Geçtiğimiz Cuma akşamı Aydın Valiliği’nce Atatürk Kent Meydanı’nda düzenlenen 15 Temmuz Demokrasi ve Milli Birlik Günü etkinliklerini takip etmek üzere evden çıkarak Çine Caddesi’nden şehir içi minibüsüne bindim.
Minibüsün kaptan tarafındaki tekli koltuklardan birine oturarak yolu seyretmeye koyuldum. Bir yandan da minibüsün sağ tarafında oturan 4 genç kızın konuştuklarına kulak misafiri oldum istemeden.
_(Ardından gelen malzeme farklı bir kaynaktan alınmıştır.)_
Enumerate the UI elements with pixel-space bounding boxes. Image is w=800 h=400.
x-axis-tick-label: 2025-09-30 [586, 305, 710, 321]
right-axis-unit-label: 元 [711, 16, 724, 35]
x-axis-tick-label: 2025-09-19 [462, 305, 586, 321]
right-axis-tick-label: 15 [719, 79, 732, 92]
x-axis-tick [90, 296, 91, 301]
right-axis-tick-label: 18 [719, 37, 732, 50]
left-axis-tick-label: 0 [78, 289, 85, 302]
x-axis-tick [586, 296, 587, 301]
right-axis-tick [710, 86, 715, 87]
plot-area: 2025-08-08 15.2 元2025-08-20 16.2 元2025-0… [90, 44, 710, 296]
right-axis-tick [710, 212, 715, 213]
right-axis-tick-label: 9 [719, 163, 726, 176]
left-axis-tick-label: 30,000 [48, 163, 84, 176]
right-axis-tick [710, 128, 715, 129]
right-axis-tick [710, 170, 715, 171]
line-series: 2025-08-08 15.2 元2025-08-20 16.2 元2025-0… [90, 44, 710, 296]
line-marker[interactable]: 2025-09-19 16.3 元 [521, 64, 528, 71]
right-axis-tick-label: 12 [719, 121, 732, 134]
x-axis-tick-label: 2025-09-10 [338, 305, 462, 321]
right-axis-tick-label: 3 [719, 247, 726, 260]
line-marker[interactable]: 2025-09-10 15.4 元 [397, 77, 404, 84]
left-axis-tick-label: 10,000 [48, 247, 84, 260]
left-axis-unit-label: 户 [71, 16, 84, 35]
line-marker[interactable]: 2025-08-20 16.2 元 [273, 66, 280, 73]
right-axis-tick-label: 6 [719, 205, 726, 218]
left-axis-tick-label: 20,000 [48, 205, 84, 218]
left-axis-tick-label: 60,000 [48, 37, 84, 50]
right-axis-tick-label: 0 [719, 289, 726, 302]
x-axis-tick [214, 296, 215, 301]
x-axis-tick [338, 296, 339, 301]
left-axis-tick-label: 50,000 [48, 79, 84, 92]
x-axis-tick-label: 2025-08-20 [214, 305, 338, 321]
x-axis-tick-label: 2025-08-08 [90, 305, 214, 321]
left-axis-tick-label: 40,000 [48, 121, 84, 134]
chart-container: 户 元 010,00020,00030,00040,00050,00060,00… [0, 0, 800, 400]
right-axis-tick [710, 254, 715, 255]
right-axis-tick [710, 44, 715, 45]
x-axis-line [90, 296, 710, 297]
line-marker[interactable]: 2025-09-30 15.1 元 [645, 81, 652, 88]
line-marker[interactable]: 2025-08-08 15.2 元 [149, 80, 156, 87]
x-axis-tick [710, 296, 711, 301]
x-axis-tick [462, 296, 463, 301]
Konuşmalarından üniversite öğrencisi olduğunu anladığım kızlardan biri, “Okulun bitmesine bir sene kaldı, ne yapacağız?” diye sordu arkadaşına. Arkadaşı da “Bir sene uzun bir süre mi?” dedi. Bunun üzerine kız, “Hayır, kısa bir süre. Sorun da bu zaten” diye yanıt verdi arkadaşına. Genç kızların sohbeti, KPSS puanı ve atamaları üzerine görüş alışverişleriyle sürerken oturduğum koltukta derin düşüncelere daldım gittim.
***
Ailelerinin ve kendilerinin bin bir emeğiyle sınavlara hazırlanan, üniversiteyi kazanan, 4 veya 5 yıl boyunca müfredatta yer alan dersleri geçerek, diploma almaya hak kazanan milyonlarca genç, geleceğinden kaygı duyuyor. Sayılarını bilmediğimiz ‘diplomalı işsiz’ gerçeğinin var olduğu bir ortamda nasıl kaygılanmasın ki gençler?
Memleketin kronikleşmiş hale gelen bu sorunu karşısında kimi gençler iş bulamayarak umutlarını yitiriyor kimileri ise eğitim aldıkları alanla hiç ilgisi olmayan işlerde çalışarak, ‘ekmek parası’ kazanmanın peşine düşüyor. Ortak noktaları ‘mutsuz’ oluşları.
***
On yılların bu sorunu karşısında her ile üniversite açmakla övünülmesi yerine sağlıklı bir yükseköğretim planlaması yapılsa, fakültelerin yanı sıra ara eleman yetiştiren meslek yüksekokullarına hak ettiği değer verilse acaba bugün işsizlik sorunu bu denli can yakıcı olur muydu?
Aklımı bu ve bunun gibi sorular kurcalarken minibüs, Atatürk Kent Meydanı durağına geliyor ve ben omzuma astığım fotoğraf makinemle beraber ağır adımlarla haber yapacağım alana doğru yürüyorum. Kafamda hâlâ o soru: ne olacak bu gençlerin hali?